Sébastien Lecornu et la ministre de l’agriculture, Annie Genevard, ont confirmé, dimanche, qu’ils suspendraient par arrêté l’importation de fruits et légumes d’Amérique du Sud contenant des résidus de cinq fongicides et herbicides interdits en Europe – les mancozèbe, glufosinate, thiophanate-méthyl et carbendazime. Attendu mardi au Journal officiel, l’arrêté devra toutefois obtenir un feu vert de Bruxelles.
« Je ne vous demande pas de croire à des mots : je vous demande de regarder les actes », exhorte M. Lecornu dans sa lettre. Mais l’opération déminage s’annonce délicate, et pour l’heure, les syndicats jugent tous « insuffisantes » les promesses faites.
Des promesses insuffisantes pour les syndicats
Dans un communiqué, la FNSEA dénonce une « absence de vision (…) mortifère » et estime qu’aucune des annonces contenues dans la lettre de M. Lecornu « ne permettent d’apporter les réponses concrètes aux problématiques de revenus des agriculteurs ». Le syndicat réclame « une loi d’exception agricole » permettant de s’exempter de certains « verrous réglementaires », notamment pour « relancer la production » agricole et « mettre fin aux contrôles absurdes ».
Unanimes dans leur opposition à l’accord de libre-échange UE-Mercosur, qui devrait être signé le 12 janvier, ils divergent cependant dans leur appréciation de la gestion de la dermatose.

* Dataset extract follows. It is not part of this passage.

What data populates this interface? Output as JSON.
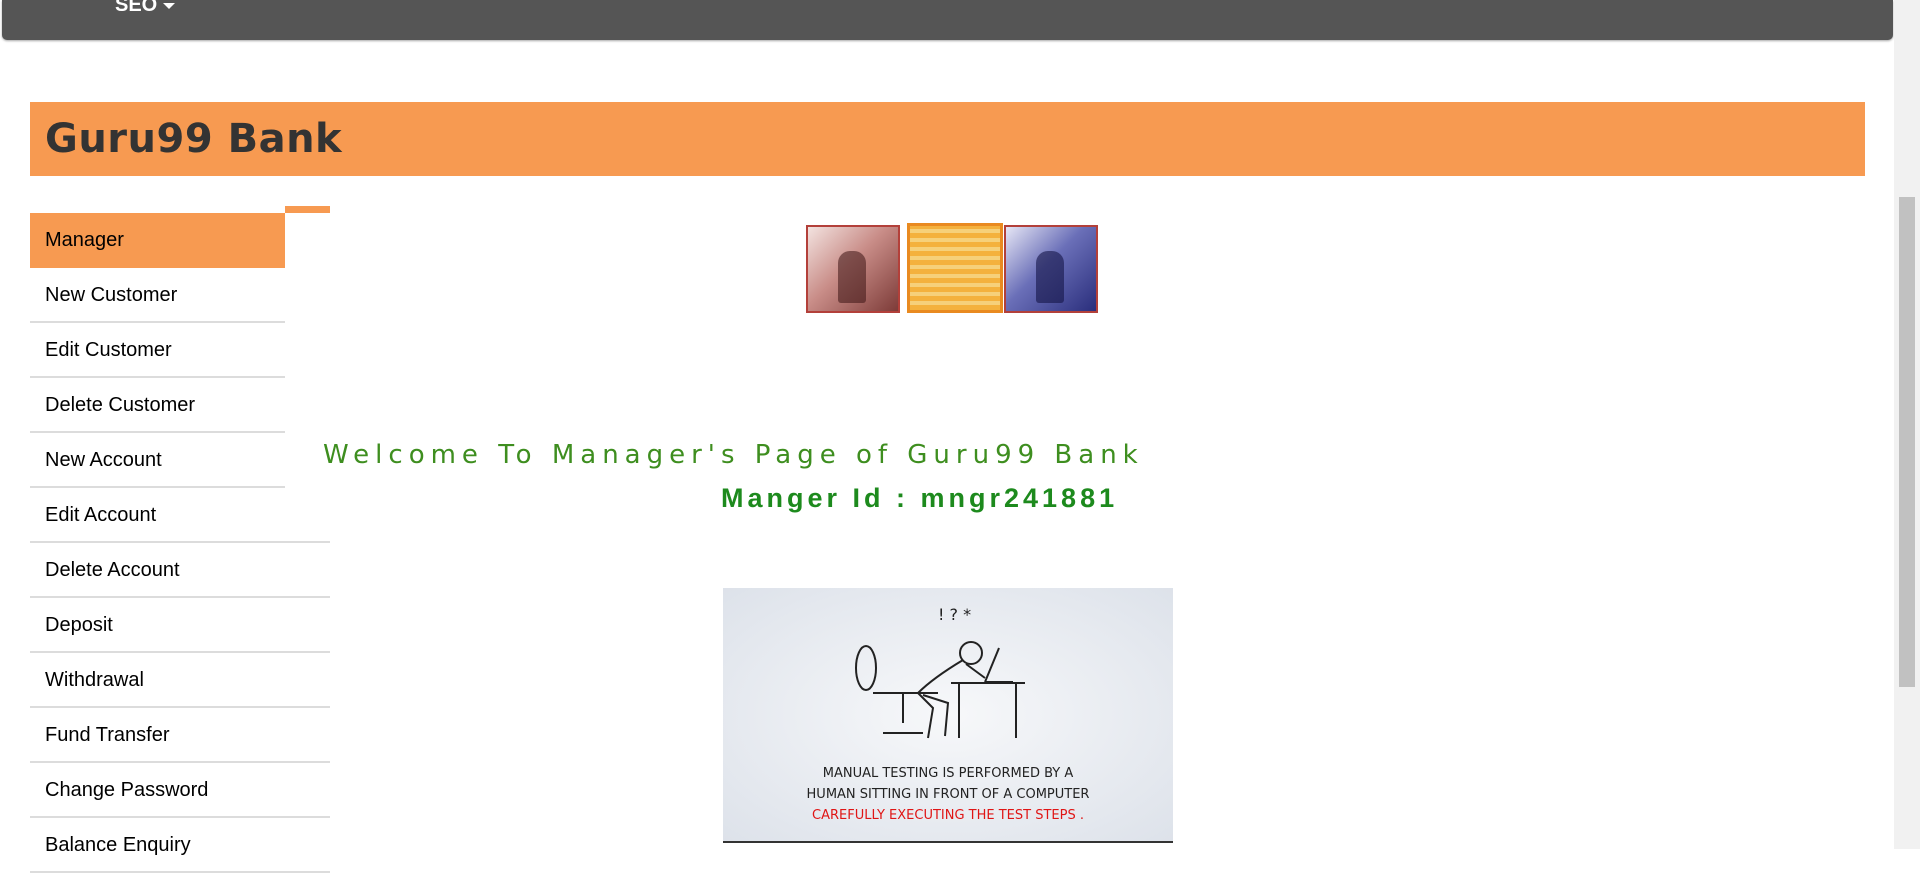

La Coordination rurale (deuxième syndicat, adepte des opérations coups de poing et anti-écologiste) et la Confédération paysanne (troisième syndicat, classé à gauche) sont en pointe de la contestation, occupant autoroutes, ronds-points ou abords de fermes touchées : ils réclament la vaccination généralisée du cheptel (près de 16 millions de bovins) et l’arrêt de l’abattage intégral dès le premier cas.
Côté CR, la volonté d’en découdre reste palpable dans les fiefs sudistes du syndicat. « Si ça se passe mal, il faudra monter à Paris, en tracteurs, en voitures… », a déclaré à l’Agence France-Presse José Pérez, président de la CR47, fer de lance des manifestations les plus spectaculaires dans le Sud-Ouest.